Kendisiyle 2006 yılında Burdur’a bir konferans için davet ettiğimizde
tanışabildik. Isparta, Antalya’nın ardından o gün üçüncü konuşması olacaktı.
Vali, Belediye Başkanı, Tugay Komutanı, ilin ileri gelenleri hep oradaydılar.
Üç saati bulan konuşma bitmiş kimsenin salondan ayrılası yoktu. İlde o güne kadar en ilgi gören konferans
olmuştu. İkincisi için de söz istemiştik.
“Ölmez sağ kalırsak” demişti. Ömrü vefa etmedi. Emr-i hak vaki oldu. 24 Kasım 2012 günü, bir
“Öğretmenler Gününde” aramızdan ayrıldı Türkün bu Korkut Atası.
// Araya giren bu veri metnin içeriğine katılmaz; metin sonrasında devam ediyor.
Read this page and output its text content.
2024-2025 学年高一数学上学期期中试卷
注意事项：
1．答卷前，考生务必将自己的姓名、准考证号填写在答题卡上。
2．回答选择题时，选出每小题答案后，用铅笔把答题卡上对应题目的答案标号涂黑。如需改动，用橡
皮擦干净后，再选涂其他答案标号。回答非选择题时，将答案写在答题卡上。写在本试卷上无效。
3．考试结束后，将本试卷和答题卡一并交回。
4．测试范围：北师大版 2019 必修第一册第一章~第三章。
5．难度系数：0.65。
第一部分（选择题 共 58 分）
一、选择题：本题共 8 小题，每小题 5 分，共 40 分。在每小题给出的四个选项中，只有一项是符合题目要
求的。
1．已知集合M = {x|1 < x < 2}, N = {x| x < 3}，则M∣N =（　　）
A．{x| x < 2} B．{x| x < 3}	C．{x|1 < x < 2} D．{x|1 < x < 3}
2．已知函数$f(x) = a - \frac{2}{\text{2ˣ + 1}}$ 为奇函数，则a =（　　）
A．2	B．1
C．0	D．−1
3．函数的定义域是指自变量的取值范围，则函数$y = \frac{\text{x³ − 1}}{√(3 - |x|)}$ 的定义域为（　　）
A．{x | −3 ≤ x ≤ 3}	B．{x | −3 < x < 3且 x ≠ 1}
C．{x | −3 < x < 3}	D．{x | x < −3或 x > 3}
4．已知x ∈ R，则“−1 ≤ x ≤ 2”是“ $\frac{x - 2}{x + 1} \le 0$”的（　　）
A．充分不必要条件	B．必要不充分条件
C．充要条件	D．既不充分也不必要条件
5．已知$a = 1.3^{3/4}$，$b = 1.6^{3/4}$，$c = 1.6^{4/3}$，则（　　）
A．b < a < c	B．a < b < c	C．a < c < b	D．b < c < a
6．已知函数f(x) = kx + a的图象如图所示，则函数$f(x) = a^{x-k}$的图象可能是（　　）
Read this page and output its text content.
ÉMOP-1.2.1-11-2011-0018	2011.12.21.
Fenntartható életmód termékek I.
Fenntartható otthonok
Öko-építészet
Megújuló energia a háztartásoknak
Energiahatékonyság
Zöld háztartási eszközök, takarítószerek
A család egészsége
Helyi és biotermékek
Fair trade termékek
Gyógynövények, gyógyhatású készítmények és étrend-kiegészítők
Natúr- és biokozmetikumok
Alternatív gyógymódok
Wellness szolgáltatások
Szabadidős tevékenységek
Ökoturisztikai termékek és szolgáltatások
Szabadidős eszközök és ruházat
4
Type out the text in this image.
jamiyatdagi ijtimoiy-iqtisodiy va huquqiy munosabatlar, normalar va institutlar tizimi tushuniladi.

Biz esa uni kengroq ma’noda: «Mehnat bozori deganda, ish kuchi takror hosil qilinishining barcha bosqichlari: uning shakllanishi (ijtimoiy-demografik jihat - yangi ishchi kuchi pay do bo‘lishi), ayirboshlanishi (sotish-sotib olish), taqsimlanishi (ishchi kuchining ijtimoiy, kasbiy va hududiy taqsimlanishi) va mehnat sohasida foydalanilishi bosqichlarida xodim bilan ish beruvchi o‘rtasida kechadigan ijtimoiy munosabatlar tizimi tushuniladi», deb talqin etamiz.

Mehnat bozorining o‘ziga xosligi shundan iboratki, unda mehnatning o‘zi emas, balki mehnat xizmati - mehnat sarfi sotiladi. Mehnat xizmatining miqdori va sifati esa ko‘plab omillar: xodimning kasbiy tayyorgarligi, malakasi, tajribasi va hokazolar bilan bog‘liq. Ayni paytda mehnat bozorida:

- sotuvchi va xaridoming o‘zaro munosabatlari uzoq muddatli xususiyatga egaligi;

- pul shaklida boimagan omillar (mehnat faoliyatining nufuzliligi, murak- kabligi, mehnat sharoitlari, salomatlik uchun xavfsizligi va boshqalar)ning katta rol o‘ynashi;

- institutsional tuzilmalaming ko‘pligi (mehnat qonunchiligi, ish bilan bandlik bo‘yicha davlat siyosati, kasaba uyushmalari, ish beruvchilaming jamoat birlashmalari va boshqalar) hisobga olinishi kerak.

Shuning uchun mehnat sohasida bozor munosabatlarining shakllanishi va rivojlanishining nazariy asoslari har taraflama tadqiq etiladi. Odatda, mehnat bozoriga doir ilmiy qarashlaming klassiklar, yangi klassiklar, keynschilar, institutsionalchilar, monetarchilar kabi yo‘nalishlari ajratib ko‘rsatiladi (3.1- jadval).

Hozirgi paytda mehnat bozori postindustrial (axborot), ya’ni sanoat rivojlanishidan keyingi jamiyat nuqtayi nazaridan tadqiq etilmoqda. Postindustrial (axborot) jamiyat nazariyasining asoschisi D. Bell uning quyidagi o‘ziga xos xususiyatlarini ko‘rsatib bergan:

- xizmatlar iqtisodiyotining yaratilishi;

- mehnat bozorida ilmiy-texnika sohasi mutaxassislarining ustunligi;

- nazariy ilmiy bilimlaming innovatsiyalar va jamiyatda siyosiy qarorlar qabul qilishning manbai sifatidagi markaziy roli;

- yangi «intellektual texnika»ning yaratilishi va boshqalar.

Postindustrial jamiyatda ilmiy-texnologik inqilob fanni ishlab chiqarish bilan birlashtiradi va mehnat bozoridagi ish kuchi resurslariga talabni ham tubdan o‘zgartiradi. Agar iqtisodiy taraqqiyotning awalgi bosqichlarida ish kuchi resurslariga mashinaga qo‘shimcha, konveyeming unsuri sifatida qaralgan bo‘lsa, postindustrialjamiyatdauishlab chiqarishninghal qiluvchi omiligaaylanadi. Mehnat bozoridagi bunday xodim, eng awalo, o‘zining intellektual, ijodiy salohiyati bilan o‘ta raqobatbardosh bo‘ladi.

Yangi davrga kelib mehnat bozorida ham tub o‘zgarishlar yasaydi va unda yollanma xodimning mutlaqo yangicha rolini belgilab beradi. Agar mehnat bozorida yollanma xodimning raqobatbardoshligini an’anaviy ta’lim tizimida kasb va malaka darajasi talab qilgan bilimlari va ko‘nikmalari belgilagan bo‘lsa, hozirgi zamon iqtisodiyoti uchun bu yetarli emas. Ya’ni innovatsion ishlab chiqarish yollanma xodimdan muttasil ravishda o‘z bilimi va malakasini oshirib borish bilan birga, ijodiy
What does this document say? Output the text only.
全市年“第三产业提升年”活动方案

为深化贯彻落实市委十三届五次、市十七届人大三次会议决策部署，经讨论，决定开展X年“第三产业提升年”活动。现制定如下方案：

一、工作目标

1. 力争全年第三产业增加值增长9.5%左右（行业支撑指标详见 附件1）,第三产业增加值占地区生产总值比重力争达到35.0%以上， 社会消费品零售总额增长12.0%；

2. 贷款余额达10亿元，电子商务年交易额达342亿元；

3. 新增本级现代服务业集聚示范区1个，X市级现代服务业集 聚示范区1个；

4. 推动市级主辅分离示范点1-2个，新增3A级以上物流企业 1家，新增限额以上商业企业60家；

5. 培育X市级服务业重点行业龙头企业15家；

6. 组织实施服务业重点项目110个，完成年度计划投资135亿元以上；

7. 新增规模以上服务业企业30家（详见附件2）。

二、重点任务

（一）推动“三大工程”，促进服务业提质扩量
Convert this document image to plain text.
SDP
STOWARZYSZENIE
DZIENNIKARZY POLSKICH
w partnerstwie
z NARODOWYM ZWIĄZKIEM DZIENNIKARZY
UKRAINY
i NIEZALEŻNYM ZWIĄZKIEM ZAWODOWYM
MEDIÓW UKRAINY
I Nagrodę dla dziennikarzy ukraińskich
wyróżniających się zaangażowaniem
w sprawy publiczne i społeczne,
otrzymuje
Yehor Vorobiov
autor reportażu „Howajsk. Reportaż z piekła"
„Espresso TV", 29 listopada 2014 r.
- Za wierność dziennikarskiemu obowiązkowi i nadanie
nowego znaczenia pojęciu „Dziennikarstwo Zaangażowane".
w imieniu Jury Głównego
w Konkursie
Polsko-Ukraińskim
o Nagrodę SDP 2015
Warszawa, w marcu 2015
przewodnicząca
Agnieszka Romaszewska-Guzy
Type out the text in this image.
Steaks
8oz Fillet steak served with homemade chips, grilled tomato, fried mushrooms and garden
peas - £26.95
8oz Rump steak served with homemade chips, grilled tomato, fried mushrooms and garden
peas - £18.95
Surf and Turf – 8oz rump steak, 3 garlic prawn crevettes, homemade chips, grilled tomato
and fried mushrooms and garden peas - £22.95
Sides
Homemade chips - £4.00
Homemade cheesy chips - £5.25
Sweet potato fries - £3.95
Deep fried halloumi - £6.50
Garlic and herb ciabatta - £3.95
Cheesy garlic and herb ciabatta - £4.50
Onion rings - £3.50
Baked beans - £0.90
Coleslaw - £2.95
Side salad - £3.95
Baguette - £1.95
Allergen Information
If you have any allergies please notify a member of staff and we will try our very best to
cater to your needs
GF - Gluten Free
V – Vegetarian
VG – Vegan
30 Nisan 2006 günü Burdur öğretmenevinde verdiği
“Türk Dünyası” konulu bu tarihi konuşmanın II. bölümünü daha evvel
yayınlamıştık.(ölümünün ardından) 1.
bölüm o sırada elimizde yoktu. Ona da
ulaştık daha sonra. Paha biçilmez bir tarihi eserin diğer parçasına ulaşmak
gibi geldi bize doğrusu.
Neden Türk milletinin başı beladan kurtulmaz?
Coğrafyamızın kaderi. Dertler, çareler… hepsinin cevabı
konuşma içinde mevcut. Her yaştan, her
insanımıza bilmesi gereken, ders niteliğinde ibretlik tespitler.
Atatürk:
“Türk çocuğu ecdadını tanıdıkça daha büyük işler
yapmak için kendinde kuvvet bulacaktır” diyordu. Hocaların hocasını dinleyince
bunun ne anlam ifade ettiği bugün çok daha iyi anlaşılıyor. Tartıştırılan
“Yavuz adı” gibi daha pek çok güncel konuya da cevap bulacaksınız bu tarihi
koşma içerisinde.
Hz Peygamber; “Âlimin ölümü âlemin helaki gibidir”
buyurmakta.
Bâki kalan bir hoş seda imiş. Turan Hocaya Allahtan
rahmet dileği ile.
Osman ERENALP
***
(Yazı konferansın kelime kelime dökümünden
ibarettir.)
Konferans Videosu Adresi:
TÜRK
DÜNYASI
DÜNÜ
– BUGÜNÜ, DERTLER – ÇARELER
Çok muhterem Valimiz,
Çok muhterem Belediye Başkanım,
Çok muhterem Dekanımız,
Devletimizin yüce temsilcileri,
Kıymetli dostlar, Aziz gençler;
“Burdur”, “Isparta” benim bölgem. Bunun için, başka
yerlerde bana konuşmak çok kolay gelir de, buralarda gerçekten heyecanlanırım.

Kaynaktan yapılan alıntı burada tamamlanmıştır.